À travers ce livre, j’ai souhaité interroger le lecteur sur des valeurs qui pour moi, sont fondamentales : la loyauté, le courage et la fidélité.
La fidélité est le béton armé d’un engagement. Elle nécessite du courage car elle impose de rester debout et de résister quand tout pousse à capituler. La loyauté, elle, est une forme d’amour envers et contre tout, un puissant moteur pour ne pas abandonner et donc persévérer. Enfin, le courage. Le commandant Hélie de Saint Marc s’emploiera mieux que moi à expliquer son importance, à travers sa Lettre à un jeune homme de 20 ans : « Je lui dirais que de toutes les vertus, la plus importante car elle est la motrice de toutes les autres et qu’elle est nécessaire à l’exercice des autres, de toutes les vertus, la plus importante me parait être le courage, les courages, et surtout celui dont on ne parle pas, et qui consiste à être fidèle à ces rêves de jeunesse. Car pratiquer ce courage, ces courages, c’est peut-être cela, l’honneur de vivre ».

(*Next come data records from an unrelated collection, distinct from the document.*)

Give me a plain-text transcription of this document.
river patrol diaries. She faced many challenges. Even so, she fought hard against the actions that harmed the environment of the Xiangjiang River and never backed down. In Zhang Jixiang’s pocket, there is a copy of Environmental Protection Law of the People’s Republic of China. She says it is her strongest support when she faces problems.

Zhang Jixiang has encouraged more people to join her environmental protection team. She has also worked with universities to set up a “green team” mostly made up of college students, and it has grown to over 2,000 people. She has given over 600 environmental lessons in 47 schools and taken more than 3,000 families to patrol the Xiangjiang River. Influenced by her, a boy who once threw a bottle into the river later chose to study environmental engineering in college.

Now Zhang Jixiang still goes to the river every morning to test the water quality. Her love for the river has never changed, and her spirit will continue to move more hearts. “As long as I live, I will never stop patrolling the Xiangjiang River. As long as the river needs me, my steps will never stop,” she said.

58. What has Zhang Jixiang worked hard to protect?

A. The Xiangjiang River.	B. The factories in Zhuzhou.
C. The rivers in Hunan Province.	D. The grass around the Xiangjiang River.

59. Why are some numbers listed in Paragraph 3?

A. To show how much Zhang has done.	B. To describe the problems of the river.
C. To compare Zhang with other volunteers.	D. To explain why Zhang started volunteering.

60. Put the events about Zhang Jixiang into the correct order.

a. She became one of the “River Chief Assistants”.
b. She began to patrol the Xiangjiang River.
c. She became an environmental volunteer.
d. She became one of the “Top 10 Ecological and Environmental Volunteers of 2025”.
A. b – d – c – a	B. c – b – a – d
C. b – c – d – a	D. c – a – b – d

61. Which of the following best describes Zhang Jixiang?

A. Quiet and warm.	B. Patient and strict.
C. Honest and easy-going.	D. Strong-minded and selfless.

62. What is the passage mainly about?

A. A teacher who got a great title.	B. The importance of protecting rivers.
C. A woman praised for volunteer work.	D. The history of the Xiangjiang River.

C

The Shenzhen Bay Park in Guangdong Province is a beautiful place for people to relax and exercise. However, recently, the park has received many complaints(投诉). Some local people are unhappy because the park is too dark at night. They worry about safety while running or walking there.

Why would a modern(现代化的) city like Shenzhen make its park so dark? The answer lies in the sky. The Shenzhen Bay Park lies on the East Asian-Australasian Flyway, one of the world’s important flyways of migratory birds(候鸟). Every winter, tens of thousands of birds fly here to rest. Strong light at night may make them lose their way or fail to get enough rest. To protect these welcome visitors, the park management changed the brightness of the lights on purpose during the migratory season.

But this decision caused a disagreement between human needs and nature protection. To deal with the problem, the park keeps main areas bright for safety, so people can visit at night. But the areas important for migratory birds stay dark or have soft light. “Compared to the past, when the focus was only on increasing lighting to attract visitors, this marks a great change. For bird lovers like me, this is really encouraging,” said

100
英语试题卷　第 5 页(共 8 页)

Tout cela, je le regroupe en un mot : la résilience. Je voulais en parler. Faire passer le message que jamais rien n’est une fatalité. La résilience, ce n’est pas le fait de ne jamais tomber. C’est justement le fait de tomber, parfois très bas, mais de trouver les ressources pour se relever. Je veux le démontrer par mon témoignage. Ni la guerre ni mon trauma n’ont pu m’abattre. Je suis encore debout, et je continue à servir.